# Project Title Normalization

Manual crosswalk normalization had to be performed to make sure that the projects that were in the original EC data matched up with those in NSF data.  There were discrepancies in titles (mostly due to administrative convenience), requiring title normalization before proceeding.

* [the crosswalk file `inputs/081922_title_crosswalk.csv`](./081922_title_crosswalk.csv) was created **manually** to normalize titles (project ids the same) for joining
* the corresponding [output file `outputs/nsf/nsfid_project_title_normed.csv`](../outputs/nsf/nsfid_project_title_normed.csv) provides the crosswalk for the normalized titles used in further analysis

In [1]:
import pandas as pd
from datetime import datetime
from datetime import timedelta

In [2]:
df_nsf = pd.read_json("../outputs/nsf/data_full_dump.json").T

In [3]:
df_nsf.columns

Index(['abstractText', 'estimatedTotalAmt', 'fundsObligatedAmt',
       'fundProgramName', 'id', 'projectOutComesReport', 'publicationResearch',
       'startDate', 'expDate', 'title', 'awardee'],
      dtype='object')

In [4]:
df_nsf.startDate = pd.to_datetime(df_nsf.startDate)
df_nsf.expDate = pd.to_datetime(df_nsf.expDate)

In [5]:
df_nsf.columns

Index(['abstractText', 'estimatedTotalAmt', 'fundsObligatedAmt',
       'fundProgramName', 'id', 'projectOutComesReport', 'publicationResearch',
       'startDate', 'expDate', 'title', 'awardee'],
      dtype='object')

In [6]:
print(df_nsf[df_nsf.title.str.lower().str.contains("office")][['title', 'expDate']].to_markdown())

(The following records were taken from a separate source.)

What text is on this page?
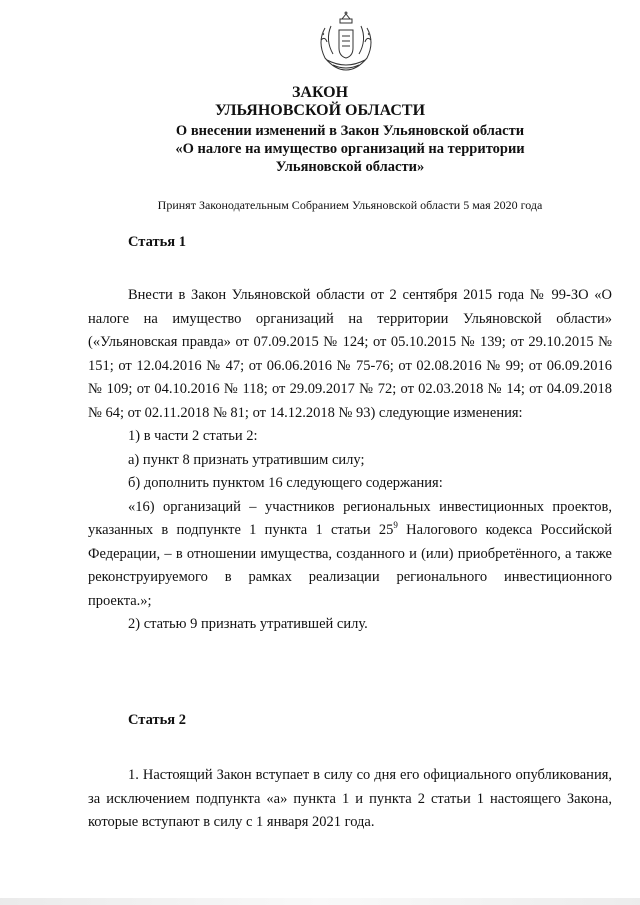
ЗАКОН
УЛЬЯНОВСКОЙ ОБЛАСТИ
О внесении изменений в Закон Ульяновской области
«О налоге на имущество организаций на территории
Ульяновской области»

Принят Законодательным Собранием Ульяновской области 5 мая 2020 года

Статья 1

Внести в Закон Ульяновской области от 2 сентября 2015 года № 99-ЗО «О налоге на имущество организаций на территории Ульяновской области» («Ульяновская правда» от 07.09.2015 № 124; от 05.10.2015 № 139; от 29.10.2015 № 151; от 12.04.2016 № 47; от 06.06.2016 № 75-76; от 02.08.2016 № 99; от 06.09.2016 № 109; от 04.10.2016 № 118; от 29.09.2017 № 72; от 02.03.2018 № 14; от 04.09.2018 № 64; от 02.11.2018 № 81; от 14.12.2018 № 93) следующие изменения:

1) в части 2 статьи 2:

а) пункт 8 признать утратившим силу;

б) дополнить пунктом 16 следующего содержания:

«16) организаций – участников региональных инвестиционных проектов, указанных в подпункте 1 пункта 1 статьи $25^9$ Налогового кодекса Российской Федерации, – в отношении имущества, созданного и (или) приобретённого, а также реконструируемого в рамках реализации регионального инвестиционного проекта.»;

2) статью 9 признать утратившей силу.

Статья 2

1. Настоящий Закон вступает в силу со дня его официального опубликования, за исключением подпункта «а» пункта 1 и пункта 2 статьи 1 настоящего Закона, которые вступают в силу с 1 января 2021 года.
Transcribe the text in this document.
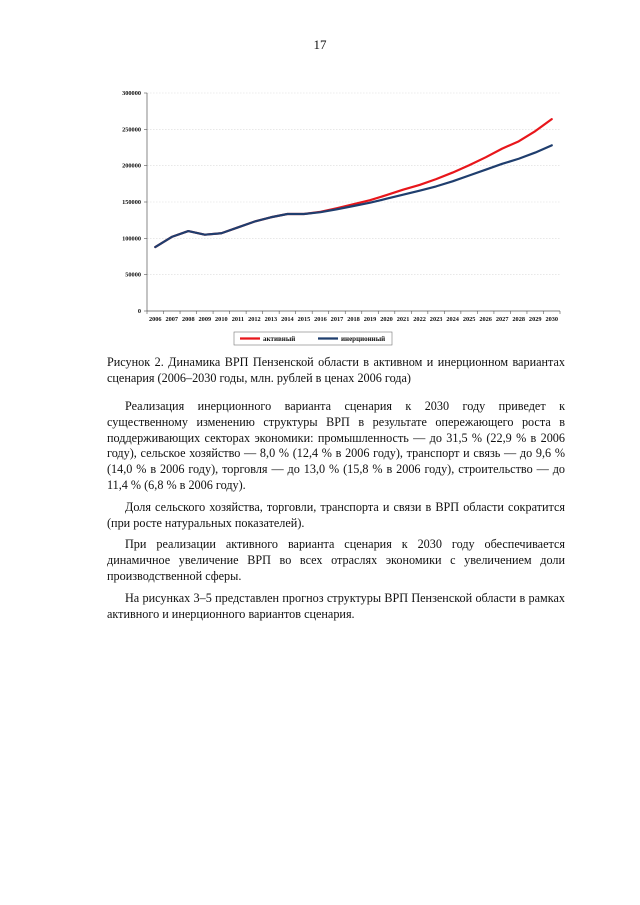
17
0
50000
100000
150000
200000
250000
300000
2006 2007 2008 2009 2010 2011 2012 2013 2014 2015 2016 2017 2018 2019 2020 2021 2022 2023 2024 2025 2026 2027 2028 2029 2030
активный	инерционный
Рисунок 2. Динамика ВРП Пензенской области в активном и инерционном вариантах сценария (2006–2030 годы, млн. рублей в ценах 2006 года)

Реализация инерционного варианта сценария к 2030 году приведет к существенному изменению структуры ВРП в результате опережающего роста в поддерживающих секторах экономики: промышленность — до 31,5 % (22,9 % в 2006 году), сельское хозяйство — 8,0 % (12,4 % в 2006 году), транспорт и связь — до 9,6 % (14,0 % в 2006 году), торговля — до 13,0 % (15,8 % в 2006 году), строительство — до 11,4 % (6,8 % в 2006 году).

Доля сельского хозяйства, торговли, транспорта и связи в ВРП области сократится (при росте натуральных показателей).

При реализации активного варианта сценария к 2030 году обеспечивается динамичное увеличение ВРП во всех отраслях экономики с увеличением доли производственной сферы.

На рисунках 3–5 представлен прогноз структуры ВРП Пензенской области в рамках активного и инерционного вариантов сценария.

|         | title                                   | expDate             |
|--------:|:----------------------------------------|:--------------------|
| 1623751 | EarthCube Science Support Office (ESSO) | 2019-10-31 00:00:00 |
| 1928208 | Geosciences EarthCube Community Office  | 2023-01-31 00:00:00 |


In [7]:
df_nsf['title_normed'] = df_nsf.title.str.replace(r'\s\s+', ' ', regex=True).str.lower()

In [8]:
df_nsf[['title', 'title_normed']]

Unnamed: 0,title,title_normed
1324760,RCN: Building a Sediment Experimentalist Net...,rcn: building a sediment experimentalist netwo...
1340233,EarthCube Test Enterprise Governance: An Agi...,earthcube test enterprise governance: an agile...
1340265,EC3 - Earth-Centered Communication for Cyberin...,ec3 - earth-centered communication for cyberin...
1340301,EarthCube RCN: C4P: Collaboration and Cybe...,earthcube rcn: c4p: collaboration and cyberinf...
1343661,EarthCube Conceptual Design: A Scalable Commu...,earthcube conceptual design: a scalable commun...
...,...,...
2126449,Collaborative Research: EarthCube Capabilities...,collaborative research: earthcube capabilities...
2126503,Collaborative Research: EarthCube Capabilities...,collaborative research: earthcube capabilities...
2127606,Collaborative Research: EarthCube Capabilities...,collaborative research: earthcube capabilities...
2126468,Collaborative Research: EarthCube Capabilities...,collaborative research: earthcube capabilities...


In [9]:
df_crosswalk = pd.read_csv("../inputs/081922_title_crosswalk.csv")
df_crosswalk.columns

Index(['old_name', 'new_name'], dtype='object')

In [10]:
# df_nsf_normed_titles = df_nsf.title.str.replace(r'\s\s+', ' ', regex=True).str.lower().reset_index()

In [11]:
df_crosswalk_tmp = \
    df_crosswalk\
        .merge(df_nsf, left_on='old_name', right_on='title_normed')\
        .drop(['old_name', 'title_normed'], axis=1)\
        .rename(columns={'new_name': 'title_normed'})

df_crosswalk_tmp.index = df_crosswalk_tmp.id
df_crosswalk_tmp.index.name = None
df_crosswalk_tmp.title_normed  = df_crosswalk_tmp.title_normed.apply(lambda d: "*"+d)

df_nsf_normed = pd.concat([df_nsf, df_crosswalk_tmp]) \
    .drop_duplicates('id', keep='last') 

# cleanup
del df_crosswalk_tmp

df_nsf_normed.title_normed = df_nsf_normed.title_normed.apply(lambda d: d[1:].title() if d[0] == '*' else d.title())

# dump the file and cleanup
df_nsf_normed.sort_values('title_normed')[['title_normed']].to_csv("../outputs/nsf/nsfid_project_title_normed.csv")

The file will now be use for all future use mapping data using titles.